Que en tiempos de confinamiento permanente, o intermitente, es lo mismo que sentimos los humanos cuando vemos lo que hasta ahora resultaba inimaginable: las aguas cristalinas en Venecia, los pavos reales en las calles de Madrid y los delfines en los muelles.
Pero también es lo que sentimos al recordar y anhelar aquellas maravillas que están allá, a lo lejos, esperándonos, animándonos a emprender de nuevo la travesía de Beyle y revivir ese trauma, ese insondable momento de estar poseídos por la belleza creativa.
Deliciosa paradoja aquella de querer padecer una dolencia; una dolencia apasionante, estimulante y abrasiva.
Por eso es que ahora sería mejor no hablar de síndrome sino de “delirio” de Stendhal.

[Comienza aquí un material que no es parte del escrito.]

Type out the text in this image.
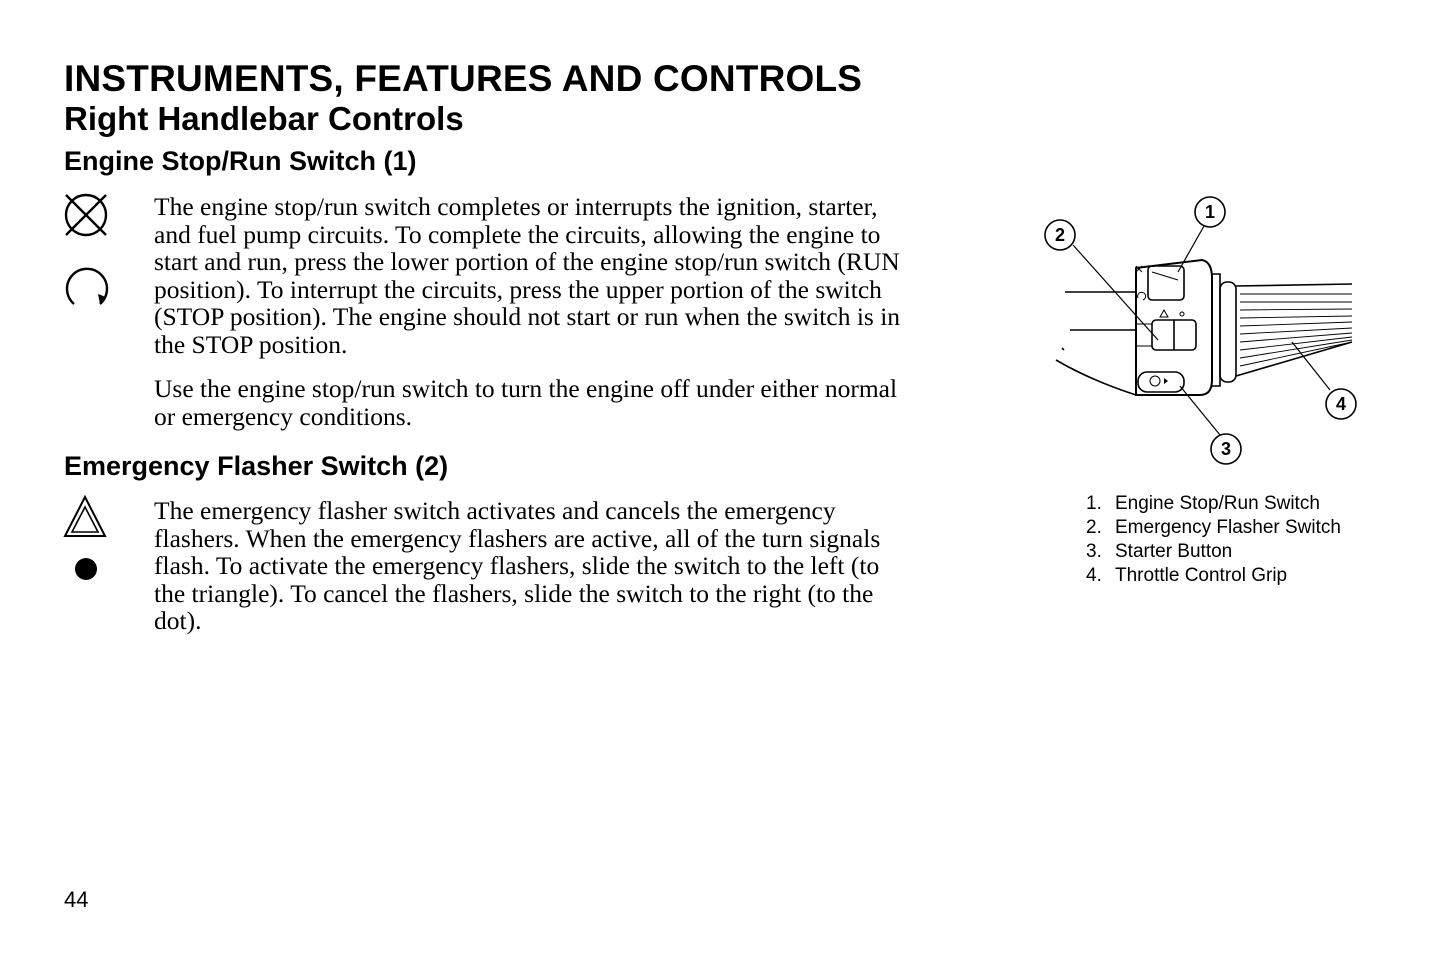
INSTRUMENTS, FEATURES AND CONTROLS
Right Handlebar Controls
Engine Stop/Run Switch (1)

The engine stop/run switch completes or interrupts the ignition, starter, and fuel pump circuits. To complete the circuits, allowing the engine to start and run, press the lower portion of the engine stop/run switch (RUN position). To interrupt the circuits, press the upper portion of the switch (STOP position). The engine should not start or run when the switch is in the STOP position.

Use the engine stop/run switch to turn the engine off under either normal or emergency conditions.

Emergency Flasher Switch (2)

The emergency flasher switch activates and cancels the emergency flashers. When the emergency flashers are active, all of the turn signals flash. To activate the emergency flashers, slide the switch to the left (to the triangle). To cancel the flashers, slide the switch to the right (to the dot).

1
2
3
4
1. Engine Stop/Run Switch
2. Emergency Flasher Switch
3. Starter Button
4. Throttle Control Grip
44
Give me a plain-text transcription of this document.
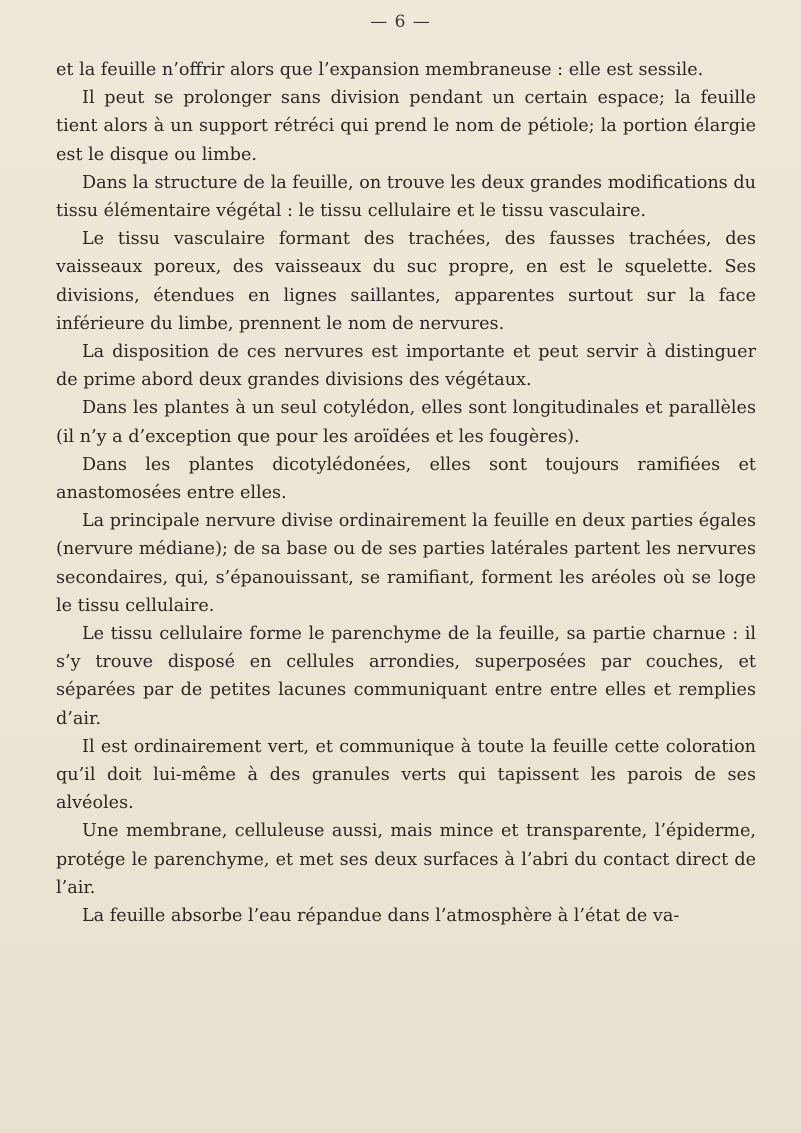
— 6 —

et la feuille n’offrir alors que l’expansion membraneuse : elle est sessile.

Il peut se prolonger sans division pendant un certain espace; la feuille tient alors à un support rétréci qui prend le nom de pétiole; la portion élargie est le disque ou limbe.

Dans la structure de la feuille, on trouve les deux grandes modifications du tissu élémentaire végétal : le tissu cellulaire et le tissu vasculaire.

Le tissu vasculaire formant des trachées, des fausses trachées, des vaisseaux poreux, des vaisseaux du suc propre, en est le squelette. Ses divisions, étendues en lignes saillantes, apparentes surtout sur la face inférieure du limbe, prennent le nom de nervures.

La disposition de ces nervures est importante et peut servir à distinguer de prime abord deux grandes divisions des végétaux.

Dans les plantes à un seul cotylédon, elles sont longitudinales et parallèles (il n’y a d’exception que pour les aroïdées et les fougères).

Dans les plantes dicotylédonées, elles sont toujours ramifiées et anastomosées entre elles.

La principale nervure divise ordinairement la feuille en deux parties égales (nervure médiane); de sa base ou de ses parties latérales partent les nervures secondaires, qui, s’épanouissant, se ramifiant, forment les aréoles où se loge le tissu cellulaire.

Le tissu cellulaire forme le parenchyme de la feuille, sa partie charnue : il s’y trouve disposé en cellules arrondies, superposées par couches, et séparées par de petites lacunes communiquant entre entre elles et remplies d’air.

Il est ordinairement vert, et communique à toute la feuille cette coloration qu’il doit lui-même à des granules verts qui tapissent les parois de ses alvéoles.

Une membrane, celluleuse aussi, mais mince et transparente, l’épiderme, protége le parenchyme, et met ses deux surfaces à l’abri du contact direct de l’air.

La feuille absorbe l’eau répandue dans l’atmosphère à l’état de va-
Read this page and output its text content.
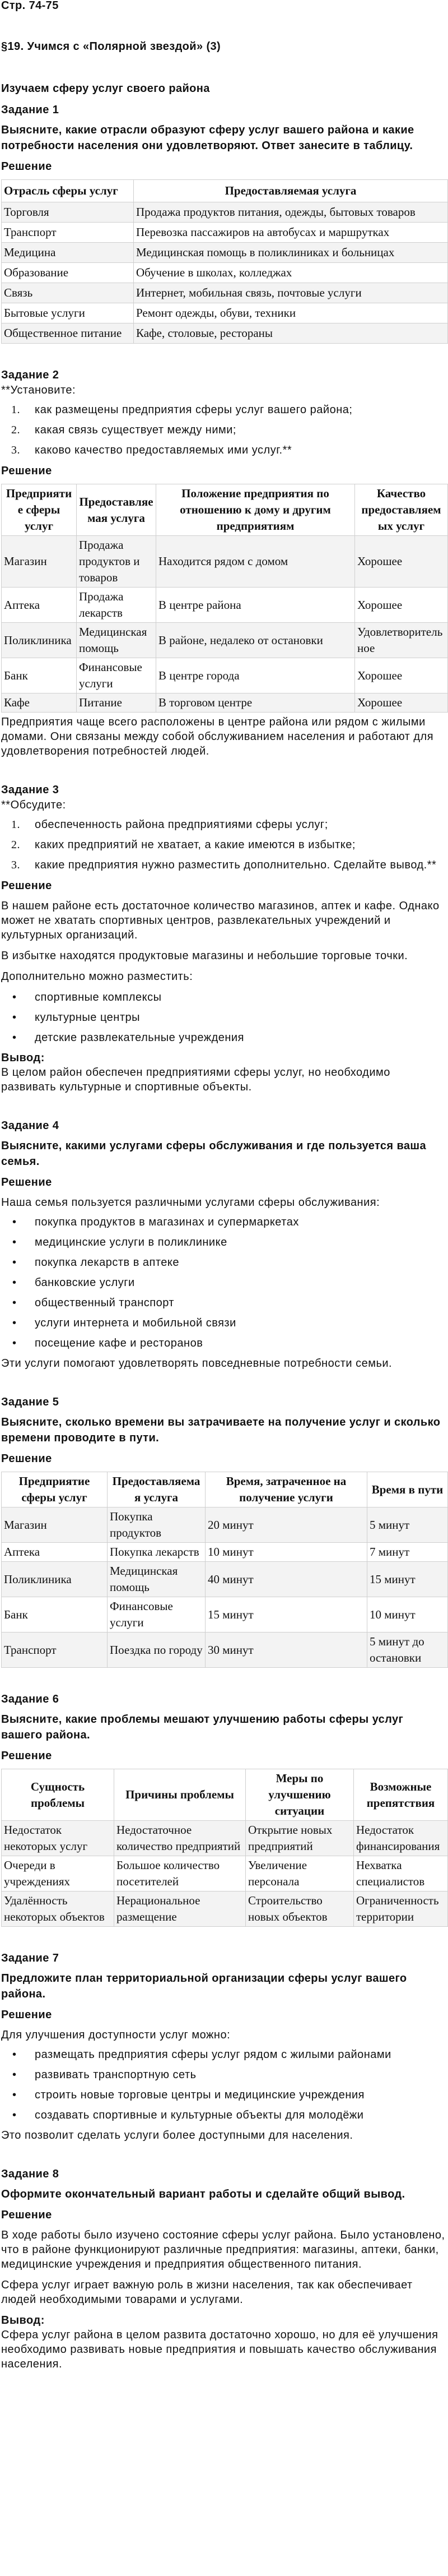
Стр. 74-75
§19. Учимся с «Полярной звездой» (3)
Изучаем сферу услуг своего района
Задание 1
Выясните, какие отрасли образуют сферу услуг вашего района и какие потребности населения они удовлетворяют. Ответ занесите в таблицу.
Решение
Отрасль сферы услуг	Предоставляемая услуга
Торговля	Продажа продуктов питания, одежды, бытовых товаров
Транспорт	Перевозка пассажиров на автобусах и маршрутках
Медицина	Медицинская помощь в поликлиниках и больницах
Образование	Обучение в школах, колледжах
Связь	Интернет, мобильная связь, почтовые услуги
Бытовые услуги	Ремонт одежды, обуви, техники
Общественное питание	Кафе, столовые, рестораны
Задание 2

**Установите:

1. как размещены предприятия сферы услуг вашего района;
2. какая связь существует между ними;
3. каково качество предоставляемых ими услуг.**
Решение
Предприятие сферы услуг	Предоставляемая услуга	Положение предприятия по отношению к дому и другим предприятиям	Качество предоставляемых услуг
Магазин	Продажа продуктов и товаров	Находится рядом с домом	Хорошее
Аптека	Продажа лекарств	В центре района	Хорошее
Поликлиника	Медицинская помощь	В районе, недалеко от остановки	Удовлетворительное
Банк	Финансовые услуги	В центре города	Хорошее
Кафе	Питание	В торговом центре	Хорошее

Предприятия чаще всего расположены в центре района или рядом с жилыми домами. Они связаны между собой обслуживанием населения и работают для удовлетворения потребностей людей.

Задание 3

**Обсудите:

1. обеспеченность района предприятиями сферы услуг;
2. каких предприятий не хватает, а какие имеются в избытке;
3. какие предприятия нужно разместить дополнительно. Сделайте вывод.**
Решение

В нашем районе есть достаточное количество магазинов, аптек и кафе. Однако может не хватать спортивных центров, развлекательных учреждений и культурных организаций.

В избытке находятся продуктовые магазины и небольшие торговые точки.

Дополнительно можно разместить:

• спортивные комплексы
• культурные центры
• детские развлекательные учреждения
Вывод:

В целом район обеспечен предприятиями сферы услуг, но необходимо развивать культурные и спортивные объекты.

Задание 4
Выясните, какими услугами сферы обслуживания и где пользуется ваша семья.
Решение

Наша семья пользуется различными услугами сферы обслуживания:

• покупка продуктов в магазинах и супермаркетах
• медицинские услуги в поликлинике
• покупка лекарств в аптеке
• банковские услуги
• общественный транспорт
• услуги интернета и мобильной связи
• посещение кафе и ресторанов

Эти услуги помогают удовлетворять повседневные потребности семьи.

Задание 5
Выясните, сколько времени вы затрачиваете на получение услуг и сколько времени проводите в пути.
Решение
Предприятие сферы услуг	Предоставляемая услуга	Время, затраченное на получение услуги	Время в пути
Магазин	Покупка продуктов	20 минут	5 минут
Аптека	Покупка лекарств	10 минут	7 минут
Поликлиника	Медицинская помощь	40 минут	15 минут
Банк	Финансовые услуги	15 минут	10 минут
Транспорт	Поездка по городу	30 минут	5 минут до остановки
Задание 6
Выясните, какие проблемы мешают улучшению работы сферы услуг вашего района.
Решение
Сущность проблемы	Причины проблемы	Меры по улучшению ситуации	Возможные препятствия
Недостаток некоторых услуг	Недостаточное количество предприятий	Открытие новых предприятий	Недостаток финансирования
Очереди в учреждениях	Большое количество посетителей	Увеличение персонала	Нехватка специалистов
Удалённость некоторых объектов	Нерациональное размещение	Строительство новых объектов	Ограниченность территории
Задание 7
Предложите план территориальной организации сферы услуг вашего района.
Решение

Для улучшения доступности услуг можно:

• размещать предприятия сферы услуг рядом с жилыми районами
• развивать транспортную сеть
• строить новые торговые центры и медицинские учреждения
• создавать спортивные и культурные объекты для молодёжи

Это позволит сделать услуги более доступными для населения.

Задание 8
Оформите окончательный вариант работы и сделайте общий вывод.
Решение

В ходе работы было изучено состояние сферы услуг района. Было установлено, что в районе функционируют различные предприятия: магазины, аптеки, банки, медицинские учреждения и предприятия общественного питания.

Сфера услуг играет важную роль в жизни населения, так как обеспечивает людей необходимыми товарами и услугами.

Вывод:

Сфера услуг района в целом развита достаточно хорошо, но для её улучшения необходимо развивать новые предприятия и повышать качество обслуживания населения.
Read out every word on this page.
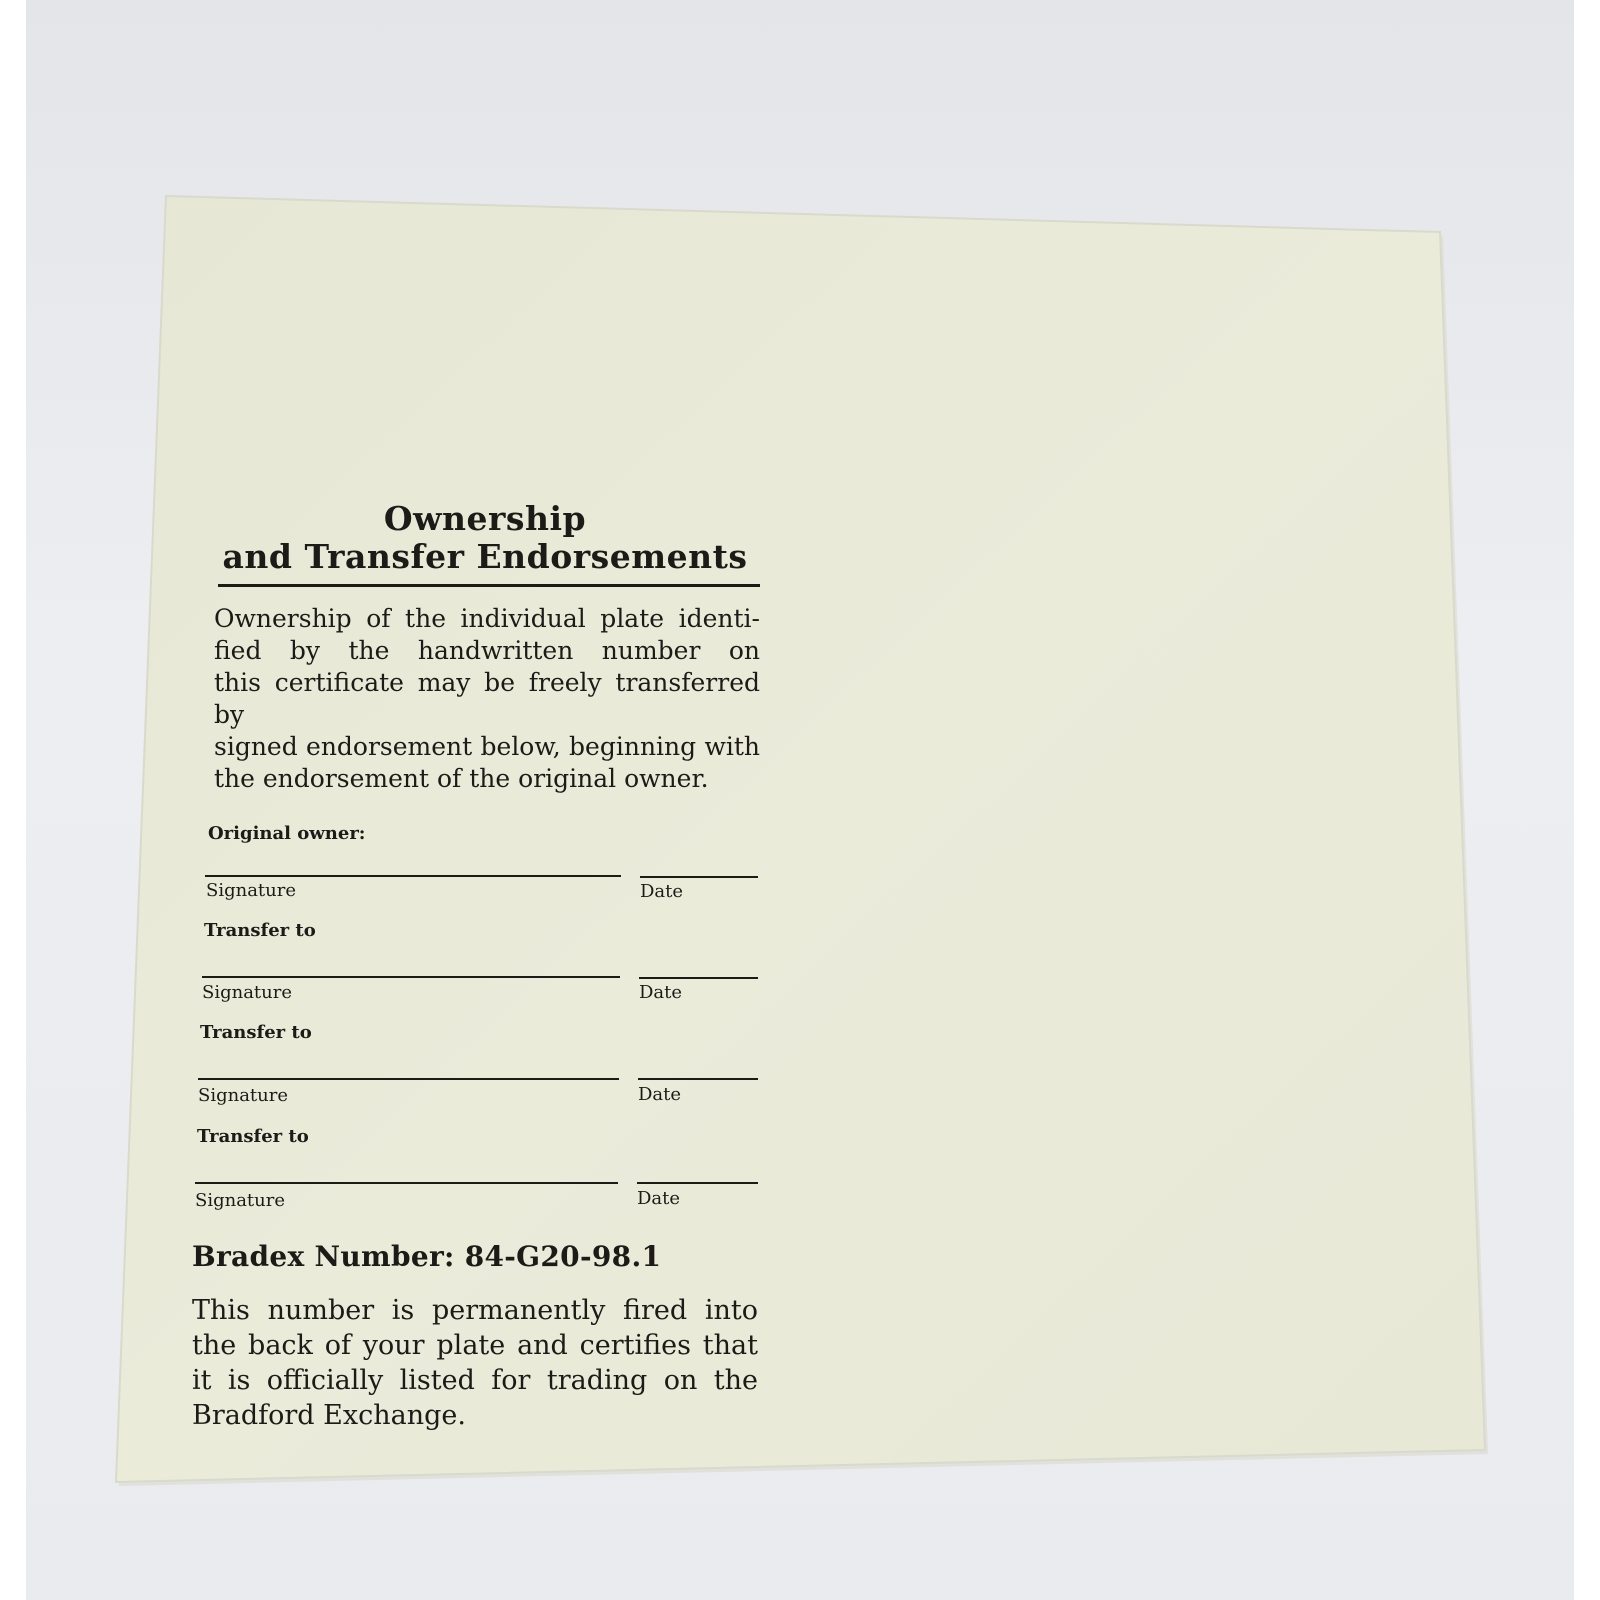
Ownership
and Transfer Endorsements
Ownership of the individual plate identi-
fied by the handwritten number on
this certificate may be freely transferred by
signed endorsement below, beginning with
the endorsement of the original owner.
Original owner:
Signature	Date
Transfer to
Signature	Date
Transfer to
Signature	Date
Transfer to
Signature	Date
Bradex Number: 84-G20-98.1
This number is permanently fired into
the back of your plate and certifies that
it is officially listed for trading on the
Bradford Exchange.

Porque ya no se trata de una simple colección de síntomas. Tampoco de una entidad reconocida por la American Psychiatric Association (APA) y su DSM.
Lo que estamos viviendo ahora es un maravilloso impulso, una reiteración de pensamientos y deseos, una incontenible ilusión de volver a palpar esa realidad esplendorosa que nos está esperando.